Le niveau de talent assemblé par les Magic en l’espace de 2 trades est assez effrayant…sur le papier en tout cas. Exit Vince Carter (33 ans, épave de l’Ère-Canada), Mike Pietrus (placed on the all-time injured-list), Rashard Lewis (2ème plus gros salaire de la ligue, avant-dernier en terme de passion) et autres futilités (draft pick, cash etc.). La seule pièce intéressante quittant Orlando s’agit du pivot Marcin Gortat. Mais à 4 Millions / an, il était devenu le Louis Vutton des remplaçants. Un luxe que les Magic ne peuvent se permettre dans leur quête du titre.
Et maintenant dites bonjour à Jason Richardson (29 ans, joueur ultra-complet, athlétique et encore capable de défendre), Hedo Turkoglu (le héro des playoffs 2009), Gilbert Arenas (Gilbert Arenas) et Earl Clark (jeune prospect intéressant). Du talent, du talent, encore du talent (et pas d’ailiers forts)…
Orlando s’offre donc un lifting des plus dispendieux (Hedo touchera 40 millions de dollars sur 4 ans, et Gilbert Arenas 62 millions sur 3 ans), mais boost instantanément son arsenal offensif.
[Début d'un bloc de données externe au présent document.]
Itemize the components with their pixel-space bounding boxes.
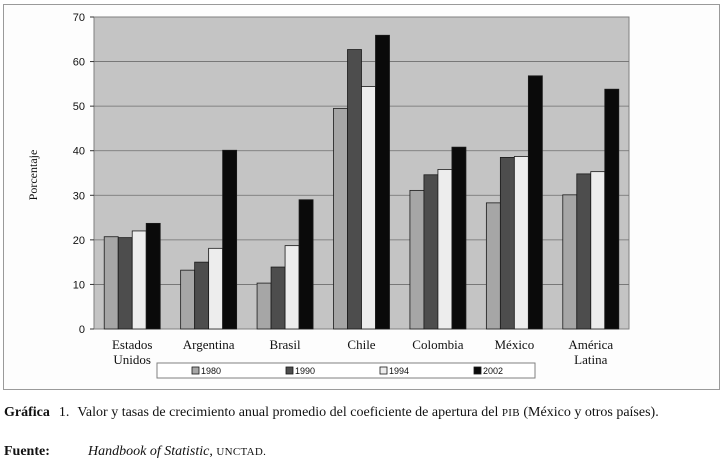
source-title: Handbook of Statistic: [88, 444, 210, 459]
x-category-label-4: Colombia: [412, 337, 464, 352]
x-category-label-0: Estados Unidos: [112, 337, 152, 367]
y-axis-label: Porcentaje: [26, 150, 40, 201]
bar-1990-4: [423, 174, 439, 330]
bar-1990-3: [347, 49, 362, 330]
bar-2002-5: [527, 75, 543, 330]
y-tick-label-5: 50: [73, 101, 85, 113]
bar-2002-2: [298, 199, 314, 330]
figure-caption: Gráfica 1. Valor y tasas de crecimiento …: [4, 404, 720, 422]
bar-1994-6: [590, 171, 606, 330]
legend: 1980 1990 1994 2002: [156, 362, 536, 379]
bar-1980-2: [256, 282, 272, 330]
legend-swatch-1994: [379, 366, 388, 375]
legend-label-1980: 1980: [201, 366, 221, 376]
y-tick-label-0: 0: [79, 324, 85, 336]
legend-label-1994: 1994: [389, 366, 409, 376]
y-tick-label-3: 30: [73, 190, 85, 202]
caption-label: Gráfica: [4, 405, 50, 420]
bar-1980-6: [562, 194, 578, 330]
bar-1990-0: [117, 237, 133, 330]
bar-1990-5: [499, 156, 515, 330]
source-separator: ,: [209, 444, 217, 459]
bar-1990-1: [194, 261, 210, 330]
bar-1980-1: [180, 269, 196, 330]
caption-abbr: PIB: [501, 407, 520, 419]
x-category-label-2: Brasil: [270, 337, 301, 352]
legend-swatch-2002: [473, 366, 482, 375]
caption-text: Valor y tasas de crecimiento anual prome…: [77, 404, 720, 422]
caption-text-end: (México y otros países).: [519, 405, 659, 420]
legend-label-2002: 2002: [483, 366, 503, 376]
bar-2002-4: [451, 146, 467, 330]
y-tick-label-4: 40: [73, 146, 85, 158]
bar-1990-2: [270, 266, 286, 330]
legend-box: [156, 362, 536, 379]
bar-1994-2: [284, 245, 300, 330]
source-text: Handbook of Statistic, UNCTAD.: [88, 444, 266, 460]
bar-1994-1: [208, 247, 224, 330]
x-category-label-3: Chile: [347, 337, 375, 352]
figure-source: Fuente: Handbook of Statistic, UNCTAD.: [4, 444, 266, 460]
x-category-label-6: América Latina: [568, 337, 613, 367]
y-tick-label-6: 60: [73, 57, 85, 69]
bar-1980-4: [409, 189, 425, 330]
x-category-label-1: Argentina: [183, 337, 235, 352]
bar-2002-1: [222, 149, 238, 330]
caption-text-main: Valor y tasas de crecimiento anual prome…: [77, 405, 502, 420]
bar-1990-6: [576, 173, 592, 330]
y-tick-label-1: 10: [73, 279, 85, 291]
bar-2002-0: [145, 222, 161, 330]
bar-2002-3: [375, 34, 390, 330]
bar-1994-0: [131, 230, 147, 330]
bar-1994-3: [361, 86, 376, 330]
source-org: UNCTAD.: [216, 446, 267, 458]
bar-chart: 0 10 20 30 40 50 60 70 Estados Unidos Argentina Br…: [26, 12, 630, 379]
legend-label-1990: 1990: [295, 366, 315, 376]
bar-1994-5: [513, 156, 529, 330]
bar-1980-5: [485, 202, 501, 330]
legend-swatch-1980: [191, 366, 200, 375]
caption-number: 1.: [58, 405, 70, 420]
legend-swatch-1990: [285, 366, 294, 375]
y-tick-label-2: 20: [73, 235, 85, 247]
bar-1980-0: [103, 236, 119, 330]
y-tick-label-7: 70: [73, 12, 85, 24]
bar-1994-4: [437, 169, 453, 330]
source-label: Fuente:: [4, 444, 50, 459]
bar-1980-3: [333, 107, 348, 330]
chart-frame: 0 10 20 30 40 50 60 70 Estados Unidos Argentina Br…: [3, 4, 720, 390]
bar-2002-6: [604, 88, 620, 330]
x-category-label-5: México: [494, 337, 534, 352]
La rotation des Magic devrait ressembler à la suivante:
- Jameer Nelson
- J.J. Redick
- Hedo Turkoglu
- Jason Richardson
- Dwight Howard
- Gilbert Arenas
- Brandon Bass
avec Gilbert Arenas en 6ème homme, jouant le rôle de combo-guard, remplaçant soit J.J. Redick, soit Jameer Neslon. Il manque encore à cette rotation un low-post scorer, un ailier fort à qui on peut donner la balle à l’intérieur. Dwight Howard n’est pas encore une force intimidante dans la raquette en attaque, demandez à Patrick Ewing. Toujours est-il qu’avec de tels joueurs, la balle va tourner rapidement et le jeu sera basé sur une combinaison de inside-out avec Dwight ou bien de drive and kick avec les créateurs (Hedo, Nelson et Arenas), et les shooteurs (Redick, J-Rich). Les Magic ont autant d’options en attaque qu’un rubix cube a de combinaisons, mais ils devront palier à un manque d’ailiers-fort et trouver un remplaçant pour M. Dwight (Ronny Turiaf est un nom souvent mentionné). Brandon Bass, qui connait un excellent début de saison, sera appelé à jouer un peu ailier-fort, un peu pivot. Mais que ce passe t-il quand Dwight Howard atteint la limite de fautes personnelles dans un match (ce qui arrive aussi souvent qu’une journée de pluie à Edinburgh)?
La défense a, quant à elle, régressée, mais jusqu’à quel point? Sans être encore au stade lilipuciens, les Magic ont perdu la taille et la longueur qui leur permettait d’étouffer la ligne à trois points de leurs adversaires. Ils n’en restent pas moins athlétiques, et Hedo Turkoglu est capable du pire comme du meilleur (il a fait un superbe travail sur Dirk ce soir). Ah oui, ils ont toujours le meilleur rebondeur / contreur / défenseur de la NBA, et un coach anciennement engagé par Pat Riley, aussi féroce que Pat Riley.
Au final ce(s) trade(s) arrivent à un moment opportun pour les Magic. Le front office (Otis Smith) a bien compris que l’équipe n’irait nulle part avec Ground-Canada et le groupe de joueur actuel. Avec la future "free-agency" de D12 en tête, un changement s’imposait et voilà donc chose faite. C’est une prise de risque avant tout financière, mais aussi sportive (Gilbert Arenas a quand même ruiné à lui tout seul la franchise de DC). Le joker de ce trade c’est Gilbert, qui obtient la chance inespérée de relancer sa carrière sous la tutelle de son grand ami, Otis Smith. Idem dans une moindre mesure pour Hedo Turkoglu qui s’était brulé les ailes dans le grand nord et retrouve ses loyaux fans du club Mickey. Il reste encore quelques failles dans le roster d’Orlando, mais il y a fort à parier qu’Otis Smith n’a pas fini d’opérer sa magie.